Poulet Basquaise (Basque Style Chicken) - cooking recipe

Ingredients
    2 lbs chicken pieces
    2 tablespoons flour, seasoned with salt and pepper
    3 tablespoons olive oil
    1 onion, sliced
    1 red bell pepper, cored seeded sliced
    1 green bell pepper, cored seeded sliced
    2 garlic cloves, minced
    1 teaspoon paprika
    1 teaspoon smoked paprika
    3 1/2 ounces prosciutto, torn into pieces
    1/3 cup marsala wine
    2/3 cup white wine
    1/2 cup water
    1 (14 ounce) can diced tomatoes
    1 teaspoon dried thyme
    1/2 cup nicoise olive
    salt & freshly ground black pepper, to taste
    2 (1 lb) packages ready-made polenta
    3 tablespoons olive oil
    1 garlic clove, minced
    1 teaspoon fresh parsley, chopped
Preparation
    Dust the chicken pieces in the seasoned flour. Heat the oil in a large dutch oven over medium-high heat and fry the chicken pieces until golden brown. Remove and set aside.

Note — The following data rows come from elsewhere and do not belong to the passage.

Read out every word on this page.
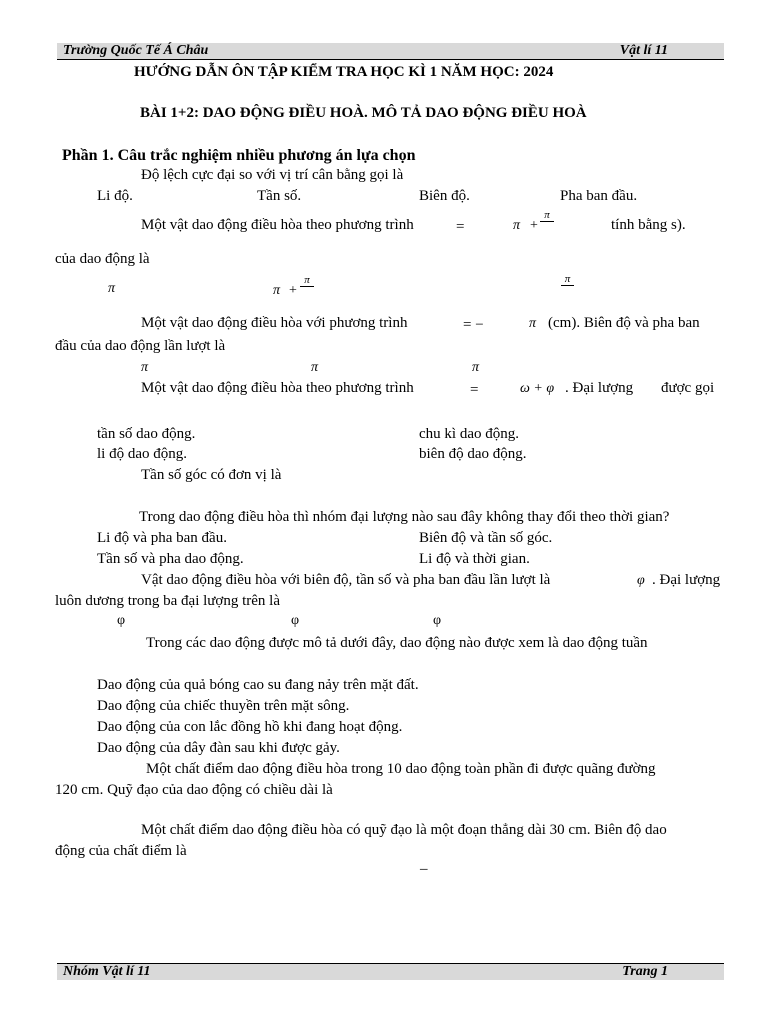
Trường Quốc Tế Á Châu	Vật lí 11
HƯỚNG DẪN ÔN TẬP KIỂM TRA HỌC KÌ 1 NĂM HỌC: 2024
BÀI 1+2: DAO ĐỘNG ĐIỀU HOÀ. MÔ TẢ DAO ĐỘNG ĐIỀU HOÀ
Phần 1. Câu trắc nghiệm nhiều phương án lựa chọn
Độ lệch cực đại so với vị trí cân bằng gọi là
Li độ.	Tần số.	Biên độ.	Pha ban đầu.
Một vật dao động điều hòa theo phương trình	=	π +
π
tính bằng s).
của dao động là
π	π +
π	π
Một vật dao động điều hòa với phương trình	= −	π (cm). Biên độ và pha ban
đầu của dao động lần lượt là
π	π	π
Một vật dao động điều hòa theo phương trình	=	ω + φ . Đại lượng được gọi
tần số dao động.	chu kì dao động.
li độ dao động.	biên độ dao động.
Tần số góc có đơn vị là
Trong dao động điều hòa thì nhóm đại lượng nào sau đây không thay đổi theo thời gian?
Li độ và pha ban đầu.	Biên độ và tần số góc.
Tần số và pha dao động.	Li độ và thời gian.
Vật dao động điều hòa với biên độ, tần số và pha ban đầu lần lượt là	φ . Đại lượng
luôn dương trong ba đại lượng trên là
φ	φ	φ
Trong các dao động được mô tả dưới đây, dao động nào được xem là dao động tuần
Dao động của quả bóng cao su đang nảy trên mặt đất.
Dao động của chiếc thuyền trên mặt sông.
Dao động của con lắc đồng hồ khi đang hoạt động.
Dao động của dây đàn sau khi được gảy.
Một chất điểm dao động điều hòa trong 10 dao động toàn phần đi được quãng đường
120 cm. Quỹ đạo của dao động có chiều dài là
Một chất điểm dao động điều hòa có quỹ đạo là một đoạn thẳng dài 30 cm. Biên độ dao
động của chất điểm là
–
Nhóm Vật lí 11	Trang 1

    Reduce the heat, add the onions, peppers, and cook, stirring frequently, for 4-5 minutes, until softened and golden. Stir in the garlic, paprikas and prosciutto and fry for another 2-3 minutes.
    Return the chicken to the pan, pour in the wines, water, and the tomatoes. Stir in the thyme and the olives and season to taste.
    Bring to a boil, then reduce heat to a simmer, cover the pan and cook for 35-40 minutes, until the chicken is cooked and the sauce is rich and thick.
    While chicken is simmering, cut the ready-made polenta into 1 inch slices. In a frying pan, heat olive oil then fry garlic for 3-5 minutes. Remove garlic from oil and discard. Fry the slices and when golden and crisp, garnish with fresh parsley. Serve along with chicken.